Melancholia was thought to be caused by an excess of black bile. Greek and Roman philosophers and physicians, most notably Hippocrates, believed that the body was composed of four substances called humors. A balance of the four was essential to maintain good health and happiness. The substances – blood, phlegm, black bile, yellow bile – all caused certain physical and behavioural symptoms in individuals. Blood caused a person to be sanguine, phlegm made one phlegmatic, and yellow bile increased choler.

Symptoms

An excess of black bile, as well as grief and fear caused an "aversion to food, despondency, sleeplessness, irritability, restlessness," and the most commonly recognised characteristics, overwhelming feelings of sadness and lack of interest in pleasurable things.

Melancholia, angst, and anomie

The best known sufferer and scholar of melancholia is Robert Burton whose encyclopaedic Anatomy of Melancholia (1638) provided detailed descriptions, symptoms, offshoots, musings and much more, all to do with the subject.
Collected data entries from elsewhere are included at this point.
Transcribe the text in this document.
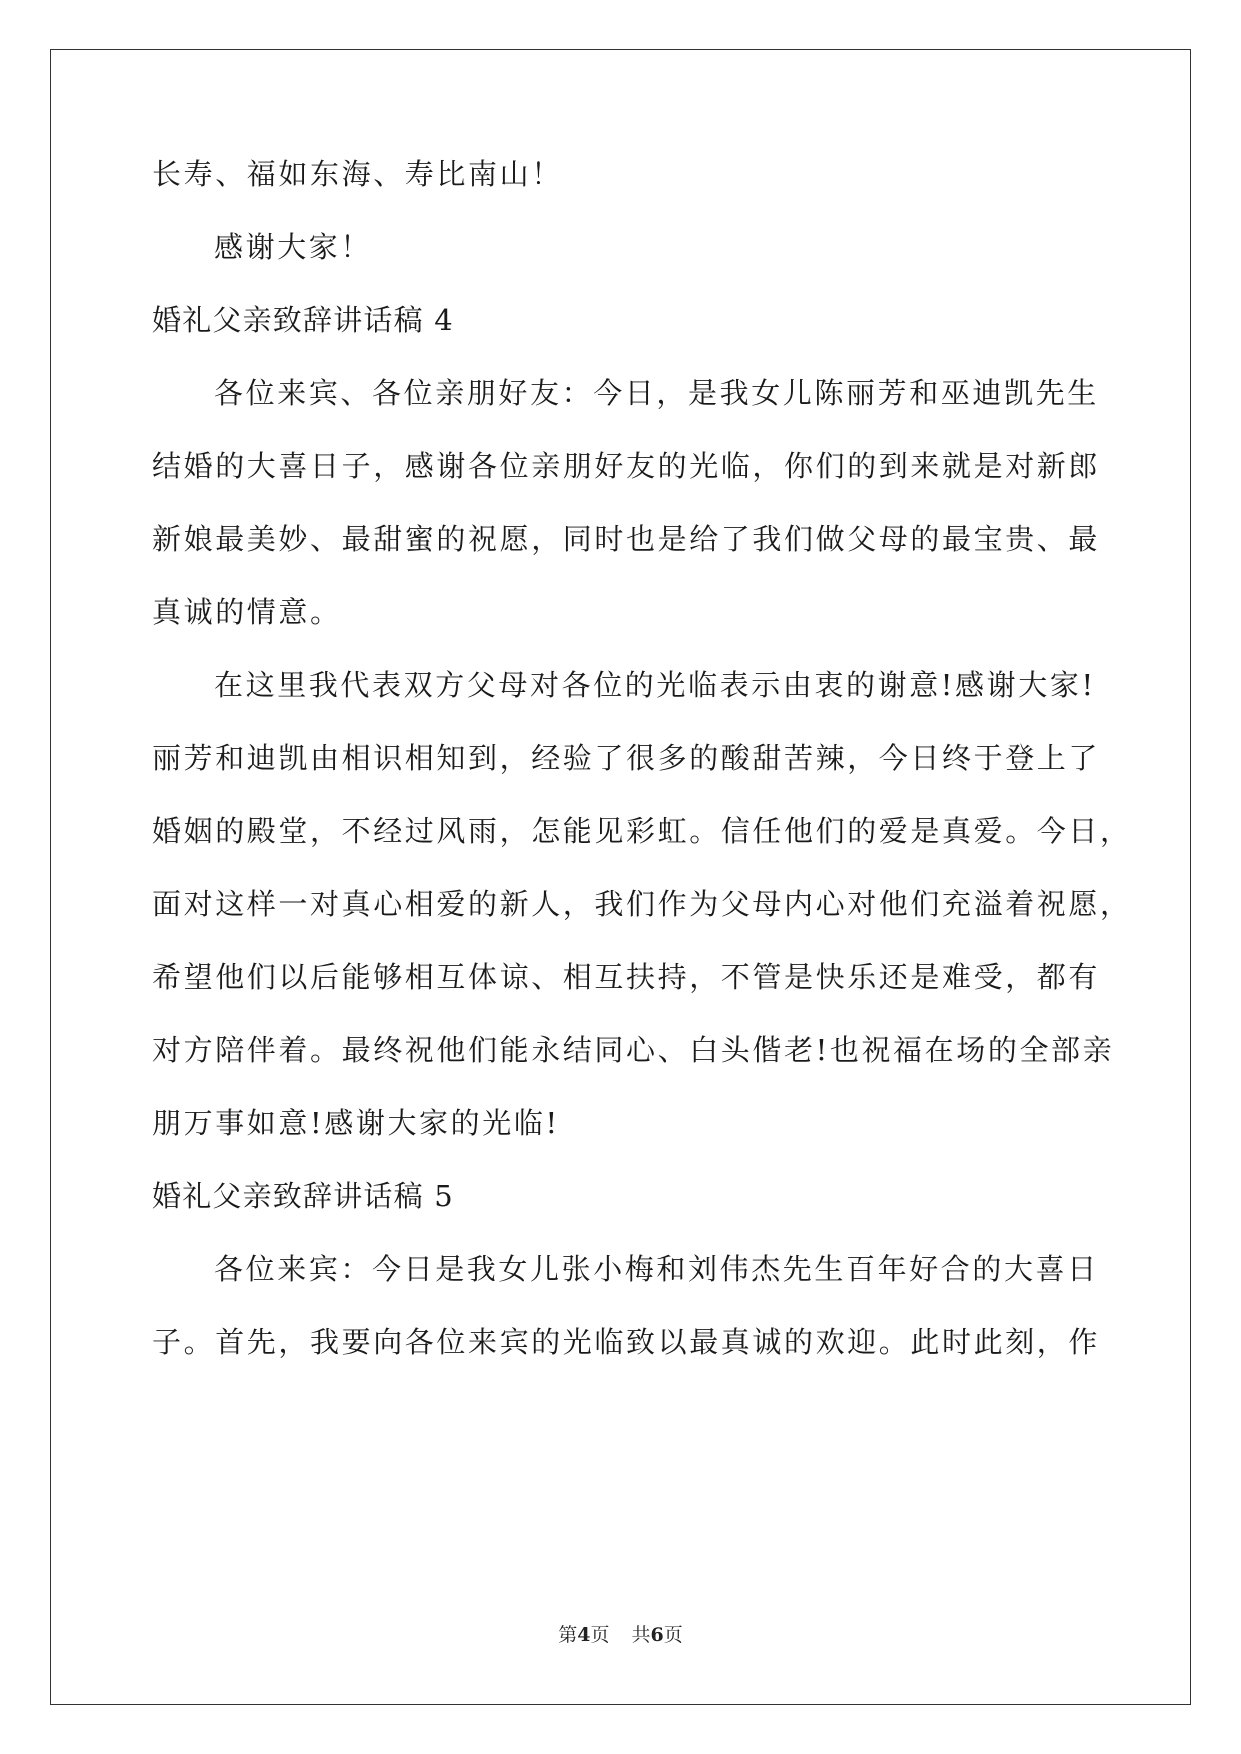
长寿、福如东海、寿比南山！
感谢大家！
婚礼父亲致辞讲话稿 4
各位来宾、各位亲朋好友：今日，是我女儿陈丽芳和巫迪凯先生
结婚的大喜日子，感谢各位亲朋好友的光临，你们的到来就是对新郎
新娘最美妙、最甜蜜的祝愿，同时也是给了我们做父母的最宝贵、最
真诚的情意。
在这里我代表双方父母对各位的光临表示由衷的谢意!感谢大家!
丽芳和迪凯由相识相知到，经验了很多的酸甜苦辣，今日终于登上了
婚姻的殿堂，不经过风雨，怎能见彩虹。信任他们的爱是真爱。今日，
面对这样一对真心相爱的新人，我们作为父母内心对他们充溢着祝愿，
希望他们以后能够相互体谅、相互扶持，不管是快乐还是难受，都有
对方陪伴着。最终祝他们能永结同心、白头偕老!也祝福在场的全部亲
朋万事如意!感谢大家的光临!
婚礼父亲致辞讲话稿 5
各位来宾：今日是我女儿张小梅和刘伟杰先生百年好合的大喜日
子。首先，我要向各位来宾的光临致以最真诚的欢迎。此时此刻，作
第4页 共6页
The 17th century saw a veritable wave of melancholia sweeping men of the arts and letters, including John Donne, Sir Thomas Browne, Albrecht Dürer, and composer John Dowland who said of himself 'Semper Dowland, semper dolens', or 'Always Dowland, Always Dolorous'. The literary and cultural focus shifted shortly after, during the Restoration, but Burton's work remains an encyclopedic and sensitive classic about depression.

Some scholars suggest that the wave of melancholia could be related to the passing with Queen Elizabeth I the buoyant period in English history named after her. Shakespeare's joyous Elizabethan era had given way to a more somber mood affected by the Reformation and its concerns about sin and salvation. This is often compared to the melancholy of the 18th century Romanticists, with Johann Wolfgang von Goethe's The Sorrows of Young Werther being the symbol of that movement, and the 20th century existential 'anomie' and 'angst'.